Parse — text → abstract syntax tree.
Elaborate — resolve every module instantiation, expand every generate block, substitute every parameter value, fold every constant. The result is a flat tree of concrete modules with no remaining abstraction.

Out the other side comes a fully-elaborated design with every signal width and every constant fixed. That’s the starting point for everything arc does.

Inside one cycle

Whichever path arc takes, the per-cycle work is the same:

Read inputs (from the testbench).
Propagate combinational logic in topological order.
Snapshot register inputs at the clock edge.
Commit registers (D → Q).
Re-propagate logic affected by the new register values.
Emit outputs.

The CPU does this in one compiled function. The GPU does it in thousands of coordinated thread blocks.

Results

These results are generated by running arc on open-source RISC-V CPUs (vexriscv at 44K gates, vexriscv_min at 12K).

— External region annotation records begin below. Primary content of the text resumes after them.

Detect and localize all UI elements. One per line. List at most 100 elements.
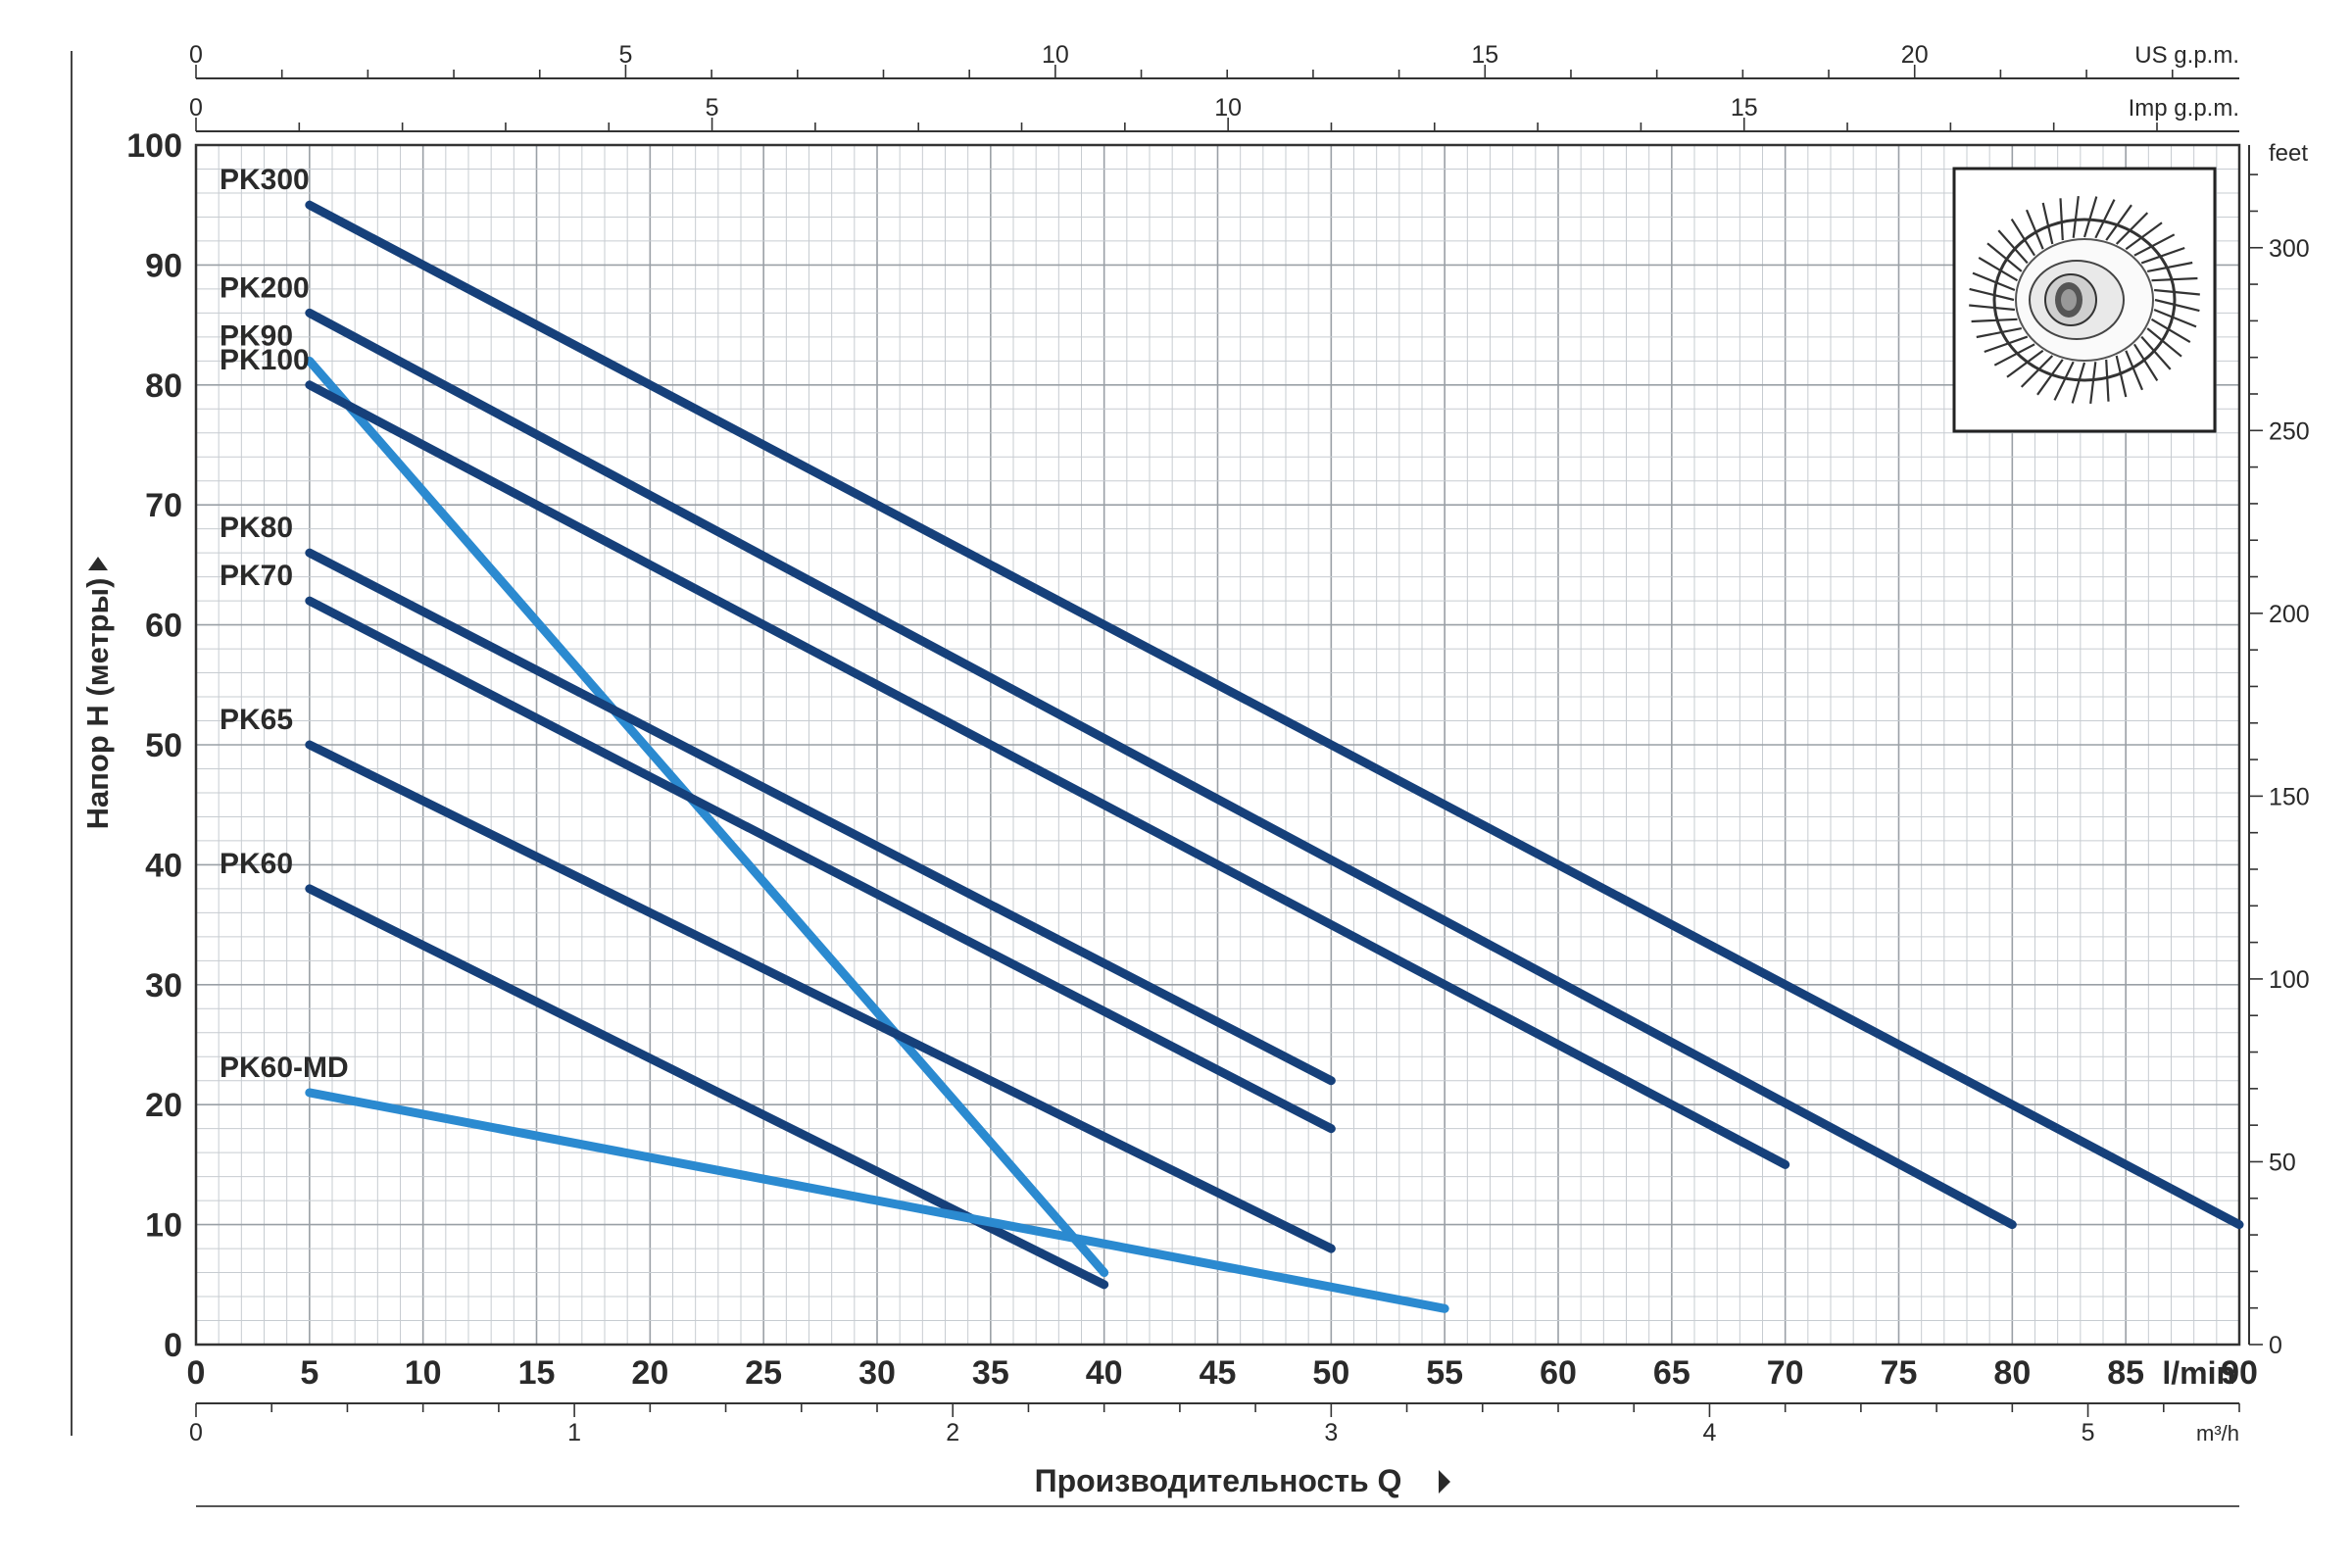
x-tick-label: 15	[518, 1354, 556, 1392]
x-tick-label: 10	[405, 1354, 442, 1392]
y-tick-label: 100	[126, 127, 182, 165]
x-unit-label: l/min	[2162, 1355, 2235, 1391]
y-tick-label: 20	[145, 1087, 182, 1124]
impeller-blade	[2132, 343, 2159, 381]
feet-tick-label: 250	[2269, 417, 2310, 445]
impeller-blade	[2089, 362, 2097, 405]
series-label-pk200: PK200	[220, 271, 310, 304]
feet-unit-label: feet	[2269, 140, 2308, 167]
impeller-blade	[1969, 287, 2015, 302]
series-label-pk60-md: PK60-MD	[220, 1052, 349, 1084]
y-tick-label: 0	[164, 1327, 182, 1364]
impeller-blade	[2151, 276, 2198, 282]
impeller-blade	[1971, 318, 2018, 323]
m3h-tick-label: 1	[567, 1419, 581, 1446]
x-tick-label: 75	[1881, 1354, 1918, 1392]
impeller-blade	[2071, 362, 2086, 404]
series-label-pk60: PK60	[220, 848, 293, 880]
imp-gpm-tick-label: 15	[1731, 94, 1758, 122]
imp-gpm-tick-label: 10	[1214, 94, 1242, 122]
impeller-blade	[2154, 298, 2200, 313]
x-tick-label: 5	[300, 1354, 318, 1392]
m3h-tick-label: 4	[1702, 1419, 1716, 1446]
m3h-tick-label: 2	[946, 1419, 959, 1446]
feet-tick-label: 100	[2269, 966, 2310, 994]
x-tick-label: 65	[1653, 1354, 1690, 1392]
impeller-blade	[2059, 198, 2064, 241]
y-tick-label: 70	[145, 487, 182, 524]
series-label-pk100: PK100	[220, 344, 310, 376]
imp-gpm-tick-label: 5	[706, 94, 719, 122]
impeller-blade	[2010, 219, 2036, 257]
us-gpm-tick-label: 15	[1471, 41, 1498, 69]
x-tick-label: 50	[1312, 1354, 1349, 1392]
impeller-blade	[1976, 327, 2023, 339]
us-gpm-tick-label: 20	[1901, 41, 1929, 69]
x-tick-label: 20	[631, 1354, 668, 1392]
x-tick-label: 45	[1200, 1354, 1237, 1392]
series-label-pk70: PK70	[220, 560, 293, 592]
x-tick-label: 55	[1426, 1354, 1463, 1392]
x-tick-label: 70	[1767, 1354, 1804, 1392]
x-tick-label: 30	[858, 1354, 896, 1392]
series-line-pk200	[305, 308, 2017, 1230]
y-tick-label: 40	[145, 847, 182, 884]
series-label-pk65: PK65	[220, 704, 293, 736]
impeller-blade	[2094, 199, 2116, 239]
x-tick-label: 85	[2107, 1354, 2144, 1392]
x-tick-label: 80	[1993, 1354, 2031, 1392]
impeller-blade	[1978, 256, 2019, 282]
feet-tick-label: 150	[2269, 783, 2310, 810]
us-gpm-tick-label: 10	[1042, 41, 1069, 69]
us-gpm-tick-label: 0	[189, 41, 203, 69]
impeller-blade	[2053, 361, 2075, 401]
impeller-blade	[2082, 196, 2098, 238]
y-tick-label: 80	[145, 368, 182, 405]
series-label-pk90: PK90	[220, 319, 293, 352]
impeller-blade	[2153, 308, 2197, 328]
feet-tick-label: 0	[2269, 1332, 2282, 1359]
impeller-blade	[1984, 335, 2029, 354]
x-axis-title-text: Производительность Q	[1035, 1463, 1402, 1498]
chart-series	[305, 200, 2244, 1313]
impeller-blade	[2125, 221, 2163, 251]
impeller-blade	[2041, 202, 2054, 245]
plot-border	[194, 143, 2241, 1347]
impeller-icon	[1969, 195, 2200, 405]
impeller-blade	[2115, 355, 2128, 398]
imp-gpm-tick-label: 0	[189, 94, 203, 122]
series-label-pk80: PK80	[220, 512, 293, 544]
impeller-blade	[2072, 195, 2080, 238]
series-line-pk100	[305, 380, 1790, 1169]
y-tick-label: 30	[145, 967, 182, 1004]
series-line-pk300	[305, 200, 2244, 1230]
impeller-blade	[2133, 233, 2176, 257]
impeller-blade	[2105, 204, 2132, 241]
impeller-blade	[2140, 335, 2172, 370]
feet-tick-label: 50	[2269, 1149, 2296, 1176]
x-axis-title: Производительность Q	[1035, 1463, 1450, 1498]
impeller-blade	[1997, 229, 2029, 265]
y-tick-label: 60	[145, 608, 182, 645]
impeller-blade	[2036, 359, 2064, 396]
m3h-tick-label: 0	[189, 1419, 203, 1446]
impeller-blade	[2125, 350, 2144, 391]
impeller-blade	[2115, 212, 2149, 245]
m3h-unit-label: m³/h	[2196, 1421, 2239, 1446]
y-axis-arrow-icon	[88, 557, 108, 570]
m3h-tick-label: 3	[1324, 1419, 1338, 1446]
y-tick-label: 10	[145, 1207, 182, 1245]
impeller-blade	[2006, 349, 2044, 378]
y-tick-label: 50	[145, 727, 182, 764]
x-tick-label: 90	[2221, 1354, 2258, 1392]
series-line-pk80	[305, 548, 1336, 1086]
impeller-blade	[2146, 261, 2193, 272]
x-tick-label: 35	[972, 1354, 1009, 1392]
chart-grid	[194, 143, 2241, 1347]
feet-tick-label: 300	[2269, 235, 2310, 263]
imp-gpm-unit-label: Imp g.p.m.	[2129, 95, 2239, 122]
us-gpm-tick-label: 5	[618, 41, 632, 69]
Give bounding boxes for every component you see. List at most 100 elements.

ABOUT THE DESIGN UNDER TEST

VexRiscV is a popular open-source 32-bit RISC-V CPU. It’s widely used in FPGA and ASIC projects, and ships in two main configurations: vexriscv_min — a minimal pipeline at roughly 12,000 gates — and the full vexriscv with caches, branch prediction, and a multiplier, at roughly 44,000 gates. Both are real, production-quality cores, and both run on arc.

github.com/spinalhdl/vexriscv →

Single-stim, CPU mode

one test stream, one CPU thread

Design	Verilator	arc	Ratio
`vexriscv_min`(12K gates)	1.1 MHz	3.5 MHz	arc 3.2×
`vexriscv`(44K gates)	1.25 MHz	0.67 MHz	Verilator 1.9×

arc beats Verilator on smaller designs; on the largest design, Verilator’s decade of optimisation work still wins. we're working to close & exceed this gap.

Multistim, CPU mode

vexriscv_min at N parallel test streams on the host CPU via rayon

N stimuli	arc aggregate	Verilator (1-thread)	vs 1-thread
`N = 1`	3.54 MHz	1.62 MHz	2.2×
`N = 2`	6.77 MHz	1.63 MHz	4.1×
`N = 4`	13.30 MHz	1.61 MHz	8.2×

N=1 is the single-stim baseline; N>1 is rayon-threaded multistim. The per-thread efficiency is high — N=4 lands at ~3.8× the N=1 aggregate (95% scaling).

Multistim, GPU mode (H100)

full vexriscv at N=1024 stimuli on a Modal H100 — vs Verilator single-thread and multi-threaded Verilator

N stimuli	arc aggregate	Verilator (1-thread)	Verilator (multi-threaded)	vs 1-thread	vs multi-threaded
`N = 1024`	3.85 MHz	290 KHz	1.27 MHz	13.3×	3.04×

For a chip team running a 1000-stimulus regression overnight, this is the difference between an hours-long wait and a coffee break.